The colonoscopy narrative ricocheted from a story about a dinner party in Amsterdam, where a high school student explained the likelihood that people will soon live to 200 years old, which led Sedaris to worry that his own father, 89, might live that long.
“That would leave him a whole other century to call at odd hours and ask if I’d had a colonoscopy,” the 55-year-old writer deadpanned. “This campaign started in 1978.”
From there, the story brought Sedaris to soliciting feedback from people about the invasive procedure, learning the legend of the “farting room,” and eventually his own trip to a North Carolina endoscopy center. There, after a series of wittily observed interactions with nurses, the writer is given an IV of Propofol — the sedative that killed Michael Jackson — which left him “blissed out and farting,” offering a fingerwave to a nurse (“the type a leprechaun might offer a pixie floating by on a maple leaf’).
“I realized it was no different than playing a wind instrument,” he said of the forced gas-passing that followed. “There were other musicians behind other curtains.”
One of the fictional monologues included a character’s hope that the next iPhone will include a Taser, “which would be one less thing for me to carry around.”
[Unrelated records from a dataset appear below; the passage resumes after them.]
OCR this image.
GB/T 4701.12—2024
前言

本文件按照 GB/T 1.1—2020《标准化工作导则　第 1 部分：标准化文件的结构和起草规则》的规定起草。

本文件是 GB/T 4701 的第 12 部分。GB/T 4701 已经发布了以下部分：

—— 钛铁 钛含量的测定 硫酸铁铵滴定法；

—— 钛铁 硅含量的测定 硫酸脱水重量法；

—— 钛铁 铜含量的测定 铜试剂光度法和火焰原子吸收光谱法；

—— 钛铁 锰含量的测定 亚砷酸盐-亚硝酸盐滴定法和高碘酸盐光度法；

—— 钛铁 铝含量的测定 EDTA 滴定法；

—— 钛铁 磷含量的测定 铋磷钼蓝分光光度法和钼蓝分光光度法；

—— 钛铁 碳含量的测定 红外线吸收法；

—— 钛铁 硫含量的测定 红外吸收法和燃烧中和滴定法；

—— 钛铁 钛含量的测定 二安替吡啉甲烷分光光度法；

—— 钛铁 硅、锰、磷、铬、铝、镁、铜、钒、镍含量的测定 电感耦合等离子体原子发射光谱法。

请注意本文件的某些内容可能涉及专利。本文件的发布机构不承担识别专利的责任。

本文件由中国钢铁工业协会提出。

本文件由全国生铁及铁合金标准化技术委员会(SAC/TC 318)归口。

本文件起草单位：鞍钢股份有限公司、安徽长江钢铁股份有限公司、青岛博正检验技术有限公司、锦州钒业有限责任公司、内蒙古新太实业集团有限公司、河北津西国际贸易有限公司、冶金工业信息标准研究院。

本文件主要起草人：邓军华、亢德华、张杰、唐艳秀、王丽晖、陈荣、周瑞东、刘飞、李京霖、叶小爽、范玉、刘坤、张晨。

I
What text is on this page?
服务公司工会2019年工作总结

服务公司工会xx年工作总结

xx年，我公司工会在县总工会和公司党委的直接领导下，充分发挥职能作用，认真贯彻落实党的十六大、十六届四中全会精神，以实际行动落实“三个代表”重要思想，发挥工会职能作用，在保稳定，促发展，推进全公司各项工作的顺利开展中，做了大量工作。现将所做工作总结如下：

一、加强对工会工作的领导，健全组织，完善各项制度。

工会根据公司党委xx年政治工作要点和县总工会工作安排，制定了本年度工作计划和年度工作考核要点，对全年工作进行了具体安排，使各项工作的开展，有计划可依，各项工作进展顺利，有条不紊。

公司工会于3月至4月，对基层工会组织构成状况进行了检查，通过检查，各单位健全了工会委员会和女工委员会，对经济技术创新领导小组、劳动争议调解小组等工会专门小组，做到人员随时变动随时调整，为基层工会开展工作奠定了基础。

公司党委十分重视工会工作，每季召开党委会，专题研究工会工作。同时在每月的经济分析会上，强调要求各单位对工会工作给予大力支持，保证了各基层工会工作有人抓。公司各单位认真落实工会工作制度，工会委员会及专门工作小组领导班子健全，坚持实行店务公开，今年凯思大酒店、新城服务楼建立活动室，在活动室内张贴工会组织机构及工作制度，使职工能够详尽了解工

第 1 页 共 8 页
He mused on French dentists’ and doctors’ downplayed diagnoses and inadequate catering to the tragic American ego: “For my $50 I want to leave the office in tears,” Sedaris complained.
Sedaris’ long-form essays offered big comedic meals, while his punchy diary entries gave the audience small comedic plates, with stories and observations collected mostly from his life on the road: A clever Tourette’s syndrome T-shirt observed in Tasmania, a story about pooping in one’s hand he picked up in Georgia, a crude joke about fellating Willie Nelson that he regrettably shared with an airline ticket agent in Austin, Texas.
Those entries made you wonder what material he might be picking up in Aspen. When the lights went up for audience questions, Sedaris offered a glimpse: “It’s insane how good looking the people in this town are — and how rich looking. Not like, ‘I made my own money.’ But like, ‘My grandparent and my great grandparents…’” he offered. “I feel like I’m a toad [at the Little Nell]. I feel like a toad leaping through the lobby. I don’t think there’s another place like this.”
The evening with Sedaris kicked off the winter programming for the Aspen Writers’ Foundation, which picks up again in February, with events featuring acclaimed and best-selling authors like Kevin Powers and Tobias Wolff (Feb. 1), Gretel Ehrlich (Feb. 20), Tea Obreht (Feb. 7), Karen Russell and Elissa Schappell (March 4) and closing with Cheryl Strayed (April 12).